Chicken and Leek Stroganoff
I generally don’t tend to work my way through a cookbook, but it really feels like that’s what I’m doing with Jamie Oliver’s Food Revolution. I assure you, this is not intentional. It was not planned. But, I simply can’t put down this book.
This collection of recipes seems to be inspiring me to cook something different every. single. night. Despite having a stomach bug for the last 3 nights, I have been inspired to cook these dishes because frankly, they’re just so easy and quick!
The Chicken and Leek Stroganoff had my husband exhibiting some skepticism when I suggested it, but because it only took 19 minutes or there-abouts start to finish, I think he was sold because I didn’t spend all night in the kitchen.

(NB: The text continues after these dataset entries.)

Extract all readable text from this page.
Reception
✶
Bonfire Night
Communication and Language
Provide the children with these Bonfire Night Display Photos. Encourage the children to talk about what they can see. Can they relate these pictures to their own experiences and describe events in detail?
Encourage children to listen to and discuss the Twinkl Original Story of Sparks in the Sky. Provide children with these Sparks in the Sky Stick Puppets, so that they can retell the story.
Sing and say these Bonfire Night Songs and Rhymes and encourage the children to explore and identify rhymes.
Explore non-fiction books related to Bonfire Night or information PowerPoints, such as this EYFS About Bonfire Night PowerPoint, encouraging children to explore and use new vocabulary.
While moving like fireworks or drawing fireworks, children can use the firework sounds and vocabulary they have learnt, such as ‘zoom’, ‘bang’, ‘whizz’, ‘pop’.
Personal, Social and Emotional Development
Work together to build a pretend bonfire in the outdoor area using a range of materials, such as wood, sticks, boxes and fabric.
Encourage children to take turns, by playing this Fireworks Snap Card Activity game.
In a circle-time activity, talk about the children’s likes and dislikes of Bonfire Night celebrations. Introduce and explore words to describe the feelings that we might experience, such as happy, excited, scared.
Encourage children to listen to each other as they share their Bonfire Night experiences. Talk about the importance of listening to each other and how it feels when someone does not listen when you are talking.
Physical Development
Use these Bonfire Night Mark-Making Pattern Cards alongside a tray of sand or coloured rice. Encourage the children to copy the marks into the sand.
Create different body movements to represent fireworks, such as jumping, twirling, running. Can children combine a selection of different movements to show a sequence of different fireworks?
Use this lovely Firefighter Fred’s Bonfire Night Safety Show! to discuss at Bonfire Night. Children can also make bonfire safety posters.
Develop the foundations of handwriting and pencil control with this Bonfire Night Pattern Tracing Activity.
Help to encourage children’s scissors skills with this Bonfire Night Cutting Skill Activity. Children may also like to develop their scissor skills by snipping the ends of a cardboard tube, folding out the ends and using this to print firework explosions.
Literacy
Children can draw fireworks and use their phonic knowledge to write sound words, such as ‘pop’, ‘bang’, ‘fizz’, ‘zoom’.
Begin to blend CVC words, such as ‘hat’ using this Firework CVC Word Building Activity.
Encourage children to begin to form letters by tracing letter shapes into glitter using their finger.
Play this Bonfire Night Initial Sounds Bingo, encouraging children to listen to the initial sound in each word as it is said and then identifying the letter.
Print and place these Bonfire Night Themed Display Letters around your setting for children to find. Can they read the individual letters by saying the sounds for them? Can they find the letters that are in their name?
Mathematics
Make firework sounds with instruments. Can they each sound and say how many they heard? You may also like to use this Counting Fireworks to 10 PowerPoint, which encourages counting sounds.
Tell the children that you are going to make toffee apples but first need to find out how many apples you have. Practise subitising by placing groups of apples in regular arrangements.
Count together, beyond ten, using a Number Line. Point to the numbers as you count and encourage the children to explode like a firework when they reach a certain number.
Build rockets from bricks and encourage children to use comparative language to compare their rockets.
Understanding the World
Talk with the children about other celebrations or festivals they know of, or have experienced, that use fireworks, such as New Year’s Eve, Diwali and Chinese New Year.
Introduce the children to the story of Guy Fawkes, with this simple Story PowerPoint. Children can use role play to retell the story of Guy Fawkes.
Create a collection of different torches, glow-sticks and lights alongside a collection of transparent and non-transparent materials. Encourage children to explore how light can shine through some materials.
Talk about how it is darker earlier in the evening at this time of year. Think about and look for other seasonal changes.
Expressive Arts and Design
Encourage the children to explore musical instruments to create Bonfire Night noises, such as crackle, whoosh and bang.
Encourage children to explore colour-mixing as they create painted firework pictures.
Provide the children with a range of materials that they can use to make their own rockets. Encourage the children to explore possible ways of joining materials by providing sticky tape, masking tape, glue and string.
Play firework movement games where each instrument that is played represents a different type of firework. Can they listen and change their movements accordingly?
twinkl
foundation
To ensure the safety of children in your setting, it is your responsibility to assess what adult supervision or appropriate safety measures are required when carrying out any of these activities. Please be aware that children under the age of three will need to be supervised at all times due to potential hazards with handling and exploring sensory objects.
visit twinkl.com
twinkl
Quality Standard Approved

I liked this one!
- sea salt and freshly ground black pepper
- 1 cup long-grain or Basmatti Rice
- 1 large leek
- big handful of mushrooms (I used cremini)
- 2 chicken breasts
- olive oil
- a knob of butter
- a glass of good, tasty white wine
- a bunch of fresh parsley
- 1 1/2 cups heavy cream
- 1 lemon
Cook your rice according to the packet instructions in salted boiling water.
Cut both ends off the leek, quarter lengthways and then slice across thinly, then wash well under running water. Slice the mushrooms. Slice the Chicken Breasts into finger size pieces.
Put a large frying pan on a high heat and add a good lug of olive oil and the knob of butter.
Add the leek to the pan with the white wine and a small glass of water and a good pinch of salt and pepper. Let it bubble away for 5 minutes loosely covered with a piece of foil.
Meanwhile, finely chop the parsley, stalks and all. Remove the foil and add the chicken strips, most of the parsley, the cream and the mushrooms.
Stir, and bring back to a boil then turn the heat down and simmer for 10 minutes.
Just before serving, cut the lemon in half and squeeze the juice of one half into the stroganoff. Season to taste. Spoon rice onto each plate, and top with the stroganoff. Scatter with the remainder of the chopped parsley.